- Ainda vais gostar de mim quando eu for gorda e careca? – súbita questão feminina.
Era Zubaida quem inquiria. Labregoísio estremeceu: seria esta uma pergunta armadilha? Daquelas artilhadas para pensarmos que o desarmamento é possível; daquelas que nos levam a pensar que a resposta é só cortar o cabo vermelho no último segundo e estamos safos.
A última vez que cortara esse cabo vermelho à confiança, todo o mau feitio de Zubaida explodira-lhe em cheio na cara. Ficou um mês a pão e água, no sofá, com os cães e um cobertor. Agora que tudo voltara à normalidade, que os tratados de paz conjugais haviam sido assinados, que nada de novo havia a oeste do quarto de dormir; eis que Zubaida larga um engenho de consideradas dimensões no hall de entrada.
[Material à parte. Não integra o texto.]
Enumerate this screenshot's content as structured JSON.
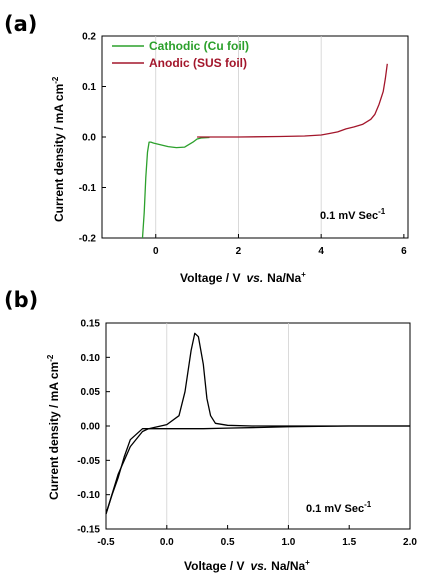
{
  "chart_data": [
    {
      "panel_label": "(a)",
      "type": "line",
      "xlabel": "Voltage / V",
      "xlabel_italic": "vs.",
      "xlabel_ref": "Na/Na",
      "xlabel_sup": "+",
      "ylabel": "Current density / mA cm",
      "ylabel_sup": "-2",
      "xlim": [
        -1.3,
        6.1
      ],
      "ylim": [
        -0.2,
        0.2
      ],
      "xticks": [
        0,
        2,
        4,
        6
      ],
      "xtick_labels": [
        "0",
        "2",
        "4",
        "6"
      ],
      "yticks": [
        -0.2,
        -0.1,
        0.0,
        0.1,
        0.2
      ],
      "ytick_labels": [
        "-0.2",
        "-0.1",
        "0.0",
        "0.1",
        "0.2"
      ],
      "vertical_gridlines": [
        0,
        2,
        4
      ],
      "legend_position": "top-left",
      "annotation": "0.1 mV Sec",
      "annotation_sup": "-1",
      "series": [
        {
          "name": "Cathodic (Cu foil)",
          "color": "#2ca02c",
          "x": [
            -0.32,
            -0.28,
            -0.24,
            -0.2,
            -0.16,
            -0.12,
            -0.05,
            0.1,
            0.3,
            0.5,
            0.7,
            0.9,
            1.0,
            1.1,
            1.3
          ],
          "y": [
            -0.2,
            -0.15,
            -0.08,
            -0.03,
            -0.01,
            -0.01,
            -0.012,
            -0.015,
            -0.019,
            -0.021,
            -0.02,
            -0.01,
            -0.004,
            -0.002,
            -0.001
          ]
        },
        {
          "name": "Anodic (SUS foil)",
          "color": "#a3162b",
          "x": [
            1.0,
            2.0,
            3.0,
            3.6,
            4.0,
            4.2,
            4.4,
            4.6,
            4.8,
            5.0,
            5.2,
            5.3,
            5.4,
            5.5,
            5.55,
            5.6
          ],
          "y": [
            0.0,
            0.0,
            0.001,
            0.002,
            0.004,
            0.007,
            0.01,
            0.016,
            0.02,
            0.025,
            0.035,
            0.045,
            0.065,
            0.09,
            0.115,
            0.145
          ]
        }
      ]
    },
    {
      "panel_label": "(b)",
      "type": "line",
      "xlabel": "Voltage / V",
      "xlabel_italic": "vs.",
      "xlabel_ref": "Na/Na",
      "xlabel_sup": "+",
      "ylabel": "Current density / mA cm",
      "ylabel_sup": "-2",
      "xlim": [
        -0.5,
        2.0
      ],
      "ylim": [
        -0.15,
        0.15
      ],
      "xticks": [
        -0.5,
        0.0,
        0.5,
        1.0,
        1.5,
        2.0
      ],
      "xtick_labels": [
        "-0.5",
        "0.0",
        "0.5",
        "1.0",
        "1.5",
        "2.0"
      ],
      "yticks": [
        -0.15,
        -0.1,
        -0.05,
        0.0,
        0.05,
        0.1,
        0.15
      ],
      "ytick_labels": [
        "-0.15",
        "-0.10",
        "-0.05",
        "0.00",
        "0.05",
        "0.10",
        "0.15"
      ],
      "vertical_gridlines": [
        0.0,
        1.0
      ],
      "annotation": "0.1 mV Sec",
      "annotation_sup": "-1",
      "series": [
        {
          "color": "#000000",
          "x": [
            2.0,
            1.5,
            1.0,
            0.8,
            0.5,
            0.3,
            0.1,
            0.0,
            -0.1,
            -0.2,
            -0.3,
            -0.35,
            -0.4,
            -0.45,
            -0.5
          ],
          "y": [
            0.0,
            0.0,
            -0.001,
            -0.002,
            -0.003,
            -0.004,
            -0.004,
            -0.004,
            -0.004,
            -0.004,
            -0.02,
            -0.045,
            -0.075,
            -0.1,
            -0.128
          ],
          "segment": "cathodic sweep"
        },
        {
          "color": "#000000",
          "x": [
            -0.5,
            -0.4,
            -0.3,
            -0.2,
            -0.15,
            -0.1,
            0.0,
            0.1,
            0.15,
            0.2,
            0.23,
            0.26,
            0.3,
            0.33,
            0.36,
            0.4,
            0.5,
            0.7,
            1.0,
            1.5,
            2.0
          ],
          "y": [
            -0.128,
            -0.07,
            -0.03,
            -0.008,
            -0.004,
            -0.002,
            0.002,
            0.015,
            0.05,
            0.11,
            0.135,
            0.13,
            0.09,
            0.04,
            0.015,
            0.004,
            0.001,
            0.0,
            0.0,
            0.0,
            0.0
          ],
          "segment": "anodic sweep"
        }
      ]
    }
  ]
}
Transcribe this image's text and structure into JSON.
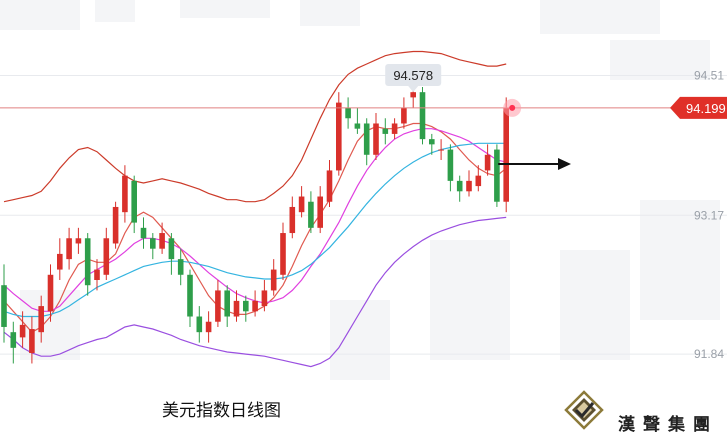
{
  "caption": "美元指数日线图",
  "logo": {
    "text": "漢聲集團"
  },
  "colors": {
    "up": "#d9302b",
    "down": "#2e9e4a",
    "upper_band": "#cc3b2a",
    "lower_band": "#9a4fe0",
    "ma_fast": "#e05a50",
    "ma_mid": "#e040e0",
    "ma_slow": "#34b4e0",
    "current_line": "#e08080",
    "current_tag": "#e03028",
    "peak_tag": "#e2e6ec"
  },
  "chart_data": {
    "type": "candlestick",
    "title": "美元指数日线图",
    "ylim": [
      91.4,
      94.85
    ],
    "yticks": [
      "94.51",
      "93.17",
      "91.84"
    ],
    "current_price": "94.199",
    "peak_label": "94.578",
    "grid": true,
    "candles": [
      [
        92.5,
        92.1,
        92.7,
        91.95
      ],
      [
        92.05,
        91.9,
        92.15,
        91.75
      ],
      [
        92.0,
        92.12,
        92.25,
        91.9
      ],
      [
        91.85,
        92.08,
        92.2,
        91.75
      ],
      [
        92.05,
        92.3,
        92.4,
        91.95
      ],
      [
        92.25,
        92.6,
        92.7,
        92.15
      ],
      [
        92.65,
        92.8,
        92.95,
        92.55
      ],
      [
        92.75,
        92.95,
        93.05,
        92.65
      ],
      [
        92.9,
        92.95,
        93.05,
        92.8
      ],
      [
        92.95,
        92.5,
        93.0,
        92.4
      ],
      [
        92.55,
        92.65,
        92.75,
        92.45
      ],
      [
        92.6,
        92.95,
        93.05,
        92.55
      ],
      [
        92.9,
        93.25,
        93.3,
        92.85
      ],
      [
        93.2,
        93.55,
        93.65,
        93.1
      ],
      [
        93.5,
        93.1,
        93.55,
        93.0
      ],
      [
        93.05,
        92.95,
        93.15,
        92.85
      ],
      [
        92.95,
        92.85,
        93.0,
        92.75
      ],
      [
        92.85,
        93.0,
        93.1,
        92.8
      ],
      [
        92.95,
        92.75,
        93.0,
        92.6
      ],
      [
        92.75,
        92.6,
        92.85,
        92.5
      ],
      [
        92.6,
        92.2,
        92.65,
        92.1
      ],
      [
        92.2,
        92.05,
        92.3,
        91.95
      ],
      [
        92.05,
        92.15,
        92.25,
        91.95
      ],
      [
        92.15,
        92.45,
        92.55,
        92.1
      ],
      [
        92.45,
        92.2,
        92.5,
        92.1
      ],
      [
        92.2,
        92.35,
        92.45,
        92.15
      ],
      [
        92.35,
        92.25,
        92.4,
        92.15
      ],
      [
        92.25,
        92.35,
        92.45,
        92.2
      ],
      [
        92.3,
        92.45,
        92.55,
        92.25
      ],
      [
        92.45,
        92.65,
        92.75,
        92.4
      ],
      [
        92.6,
        93.0,
        93.1,
        92.55
      ],
      [
        93.0,
        93.25,
        93.35,
        92.95
      ],
      [
        93.2,
        93.35,
        93.45,
        93.15
      ],
      [
        93.3,
        93.05,
        93.4,
        93.0
      ],
      [
        93.05,
        93.35,
        93.45,
        93.0
      ],
      [
        93.3,
        93.6,
        93.7,
        93.25
      ],
      [
        93.6,
        94.25,
        94.35,
        93.55
      ],
      [
        94.2,
        94.1,
        94.3,
        94.0
      ],
      [
        94.05,
        94.0,
        94.2,
        93.95
      ],
      [
        94.05,
        93.75,
        94.1,
        93.65
      ],
      [
        93.75,
        94.05,
        94.15,
        93.7
      ],
      [
        94.0,
        93.95,
        94.1,
        93.85
      ],
      [
        93.95,
        94.05,
        94.1,
        93.9
      ],
      [
        94.05,
        94.2,
        94.3,
        94.0
      ],
      [
        94.3,
        94.35,
        94.578,
        94.2
      ],
      [
        94.35,
        93.9,
        94.4,
        93.85
      ],
      [
        93.9,
        93.85,
        93.95,
        93.75
      ],
      [
        93.8,
        93.8,
        93.9,
        93.7
      ],
      [
        93.8,
        93.5,
        93.85,
        93.4
      ],
      [
        93.5,
        93.4,
        93.55,
        93.3
      ],
      [
        93.4,
        93.5,
        93.6,
        93.35
      ],
      [
        93.45,
        93.55,
        93.65,
        93.4
      ],
      [
        93.6,
        93.75,
        93.85,
        93.55
      ],
      [
        93.8,
        93.3,
        93.85,
        93.25
      ],
      [
        93.3,
        94.2,
        94.3,
        93.2
      ]
    ],
    "series": [
      {
        "name": "",
        "key": "upper_band",
        "values": [
          93.3,
          93.32,
          93.34,
          93.36,
          93.4,
          93.5,
          93.62,
          93.72,
          93.8,
          93.82,
          93.78,
          93.7,
          93.62,
          93.55,
          93.5,
          93.48,
          93.5,
          93.52,
          93.5,
          93.48,
          93.45,
          93.42,
          93.38,
          93.35,
          93.32,
          93.32,
          93.3,
          93.3,
          93.32,
          93.38,
          93.45,
          93.55,
          93.7,
          93.9,
          94.1,
          94.28,
          94.42,
          94.52,
          94.58,
          94.62,
          94.66,
          94.7,
          94.72,
          94.73,
          94.74,
          94.74,
          94.73,
          94.72,
          94.69,
          94.66,
          94.64,
          94.62,
          94.6,
          94.6,
          94.62
        ]
      },
      {
        "name": "",
        "key": "lower_band",
        "values": [
          92.05,
          91.98,
          91.9,
          91.85,
          91.82,
          91.82,
          91.84,
          91.88,
          91.92,
          91.95,
          91.98,
          92.0,
          92.05,
          92.1,
          92.12,
          92.1,
          92.08,
          92.05,
          92.02,
          91.98,
          91.95,
          91.92,
          91.9,
          91.88,
          91.86,
          91.85,
          91.84,
          91.83,
          91.82,
          91.8,
          91.78,
          91.76,
          91.74,
          91.72,
          91.75,
          91.8,
          91.9,
          92.05,
          92.2,
          92.35,
          92.5,
          92.62,
          92.72,
          92.8,
          92.87,
          92.93,
          92.98,
          93.02,
          93.05,
          93.08,
          93.1,
          93.12,
          93.13,
          93.14,
          93.15
        ]
      },
      {
        "name": "",
        "key": "ma_fast",
        "values": [
          92.35,
          92.25,
          92.15,
          92.05,
          92.1,
          92.2,
          92.35,
          92.55,
          92.7,
          92.75,
          92.72,
          92.72,
          92.8,
          93.0,
          93.15,
          93.2,
          93.15,
          93.05,
          92.95,
          92.85,
          92.7,
          92.55,
          92.4,
          92.3,
          92.25,
          92.22,
          92.22,
          92.25,
          92.3,
          92.38,
          92.5,
          92.68,
          92.88,
          93.05,
          93.18,
          93.32,
          93.5,
          93.7,
          93.88,
          93.98,
          94.02,
          94.0,
          94.0,
          94.02,
          94.05,
          94.05,
          94.02,
          93.97,
          93.9,
          93.8,
          93.7,
          93.62,
          93.57,
          93.55,
          93.62
        ]
      },
      {
        "name": "",
        "key": "ma_mid",
        "values": [
          92.5,
          92.42,
          92.35,
          92.28,
          92.25,
          92.25,
          92.3,
          92.4,
          92.5,
          92.6,
          92.65,
          92.7,
          92.75,
          92.82,
          92.9,
          92.95,
          92.95,
          92.93,
          92.9,
          92.85,
          92.78,
          92.7,
          92.62,
          92.55,
          92.48,
          92.42,
          92.38,
          92.35,
          92.33,
          92.35,
          92.38,
          92.45,
          92.55,
          92.68,
          92.8,
          92.95,
          93.1,
          93.28,
          93.45,
          93.6,
          93.72,
          93.82,
          93.9,
          93.95,
          93.98,
          94.0,
          94.0,
          93.98,
          93.95,
          93.92,
          93.88,
          93.82,
          93.76,
          93.7,
          93.68
        ]
      },
      {
        "name": "",
        "key": "ma_slow",
        "values": [
          92.25,
          92.22,
          92.2,
          92.2,
          92.2,
          92.22,
          92.25,
          92.3,
          92.36,
          92.42,
          92.48,
          92.52,
          92.56,
          92.6,
          92.64,
          92.68,
          92.7,
          92.72,
          92.73,
          92.73,
          92.72,
          92.7,
          92.68,
          92.65,
          92.62,
          92.6,
          92.58,
          92.57,
          92.56,
          92.56,
          92.57,
          92.6,
          92.64,
          92.7,
          92.78,
          92.86,
          92.96,
          93.06,
          93.17,
          93.28,
          93.38,
          93.47,
          93.55,
          93.62,
          93.68,
          93.73,
          93.77,
          93.8,
          93.82,
          93.84,
          93.85,
          93.86,
          93.86,
          93.86,
          93.86
        ]
      }
    ]
  }
}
- Estou à espera – Insiste Zubaida. A contagem decrescente inicia-se. Labregoísio olha para o relógio digital preso ao dispositivo da questão, que presumia ser explosiva, e também ele se liquefaz em rios de suor. Avaliando rapidamente o tamanho e peso da coisa, Labregoísio chega à conclusão que é todo o prédio, senão mesmo o bairro, que está em perigo. Não existe portanto, margem para erros de linguagem, gaguejos ou evasões floreadas.
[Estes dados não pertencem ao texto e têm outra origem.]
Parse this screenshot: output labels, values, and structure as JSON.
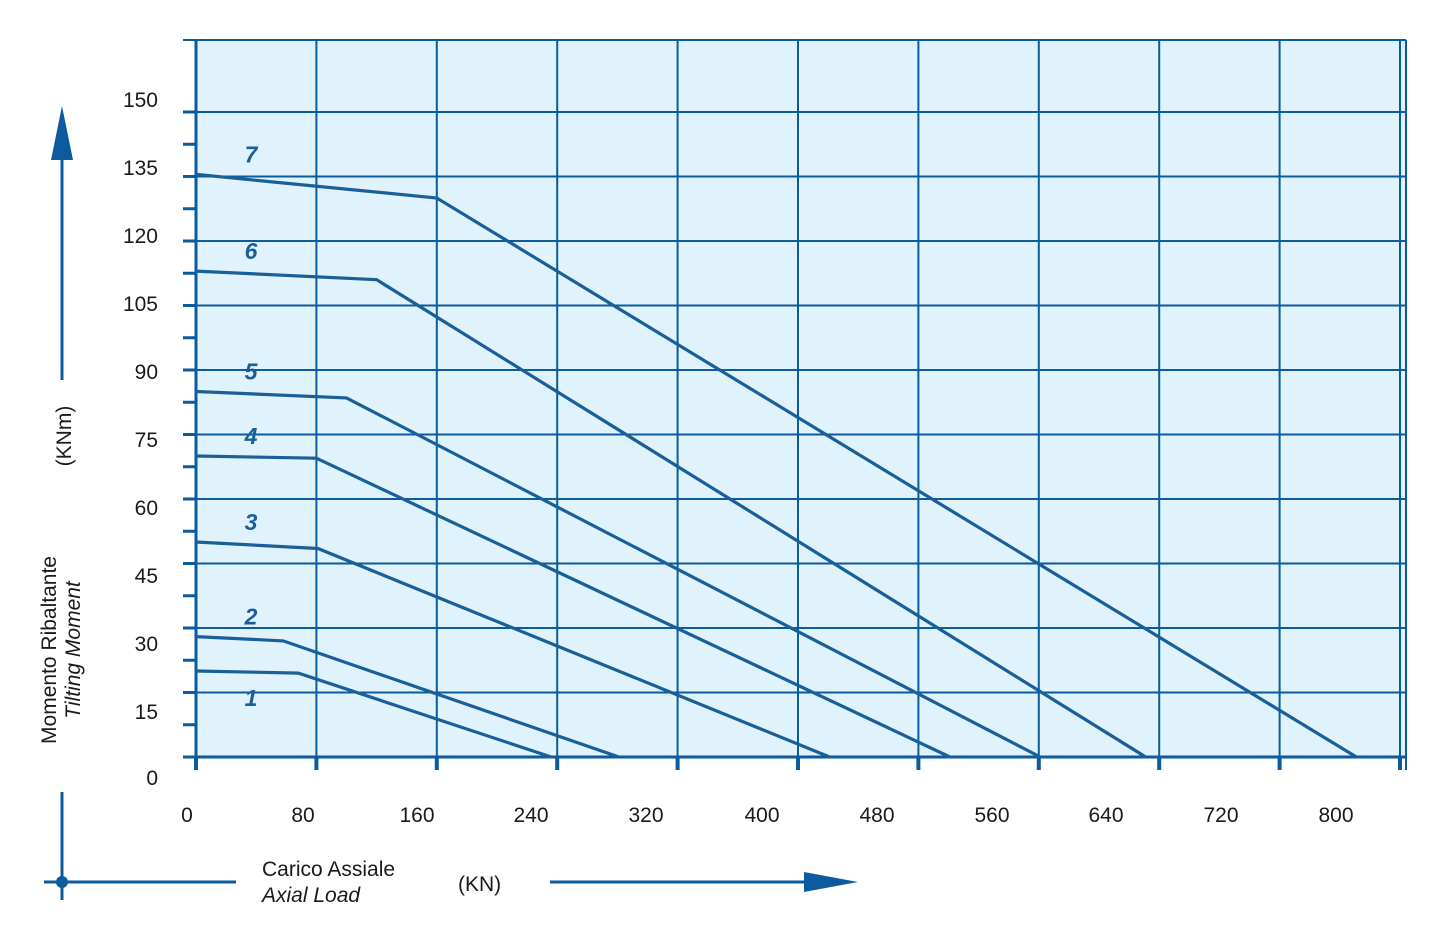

Do painel principal da bélica interrogação, Labregoísio sabe que tem que evitar a todo o custo os fios vermelhos da gordura e os castanhos da calvície, restando apenas os azuis de neutralidade incógnita. Que fazer? A contagem decrescente, em vermelho implacável, parecia acelerar: 8,7,6,5…Labregoísio descarna os cabos azuis e dá-se conta que a única solução será executar um bypass de charme…4,3,2,1…
- Minha flor! Quando fores gorda, se isso chegar a acontecer, o que não me parece possível, haverá nesse caso mais mulher para amar. E então, como careca já eu sou, seremos o casal perfeito: duas almas gémeas em dois corpos espelhados.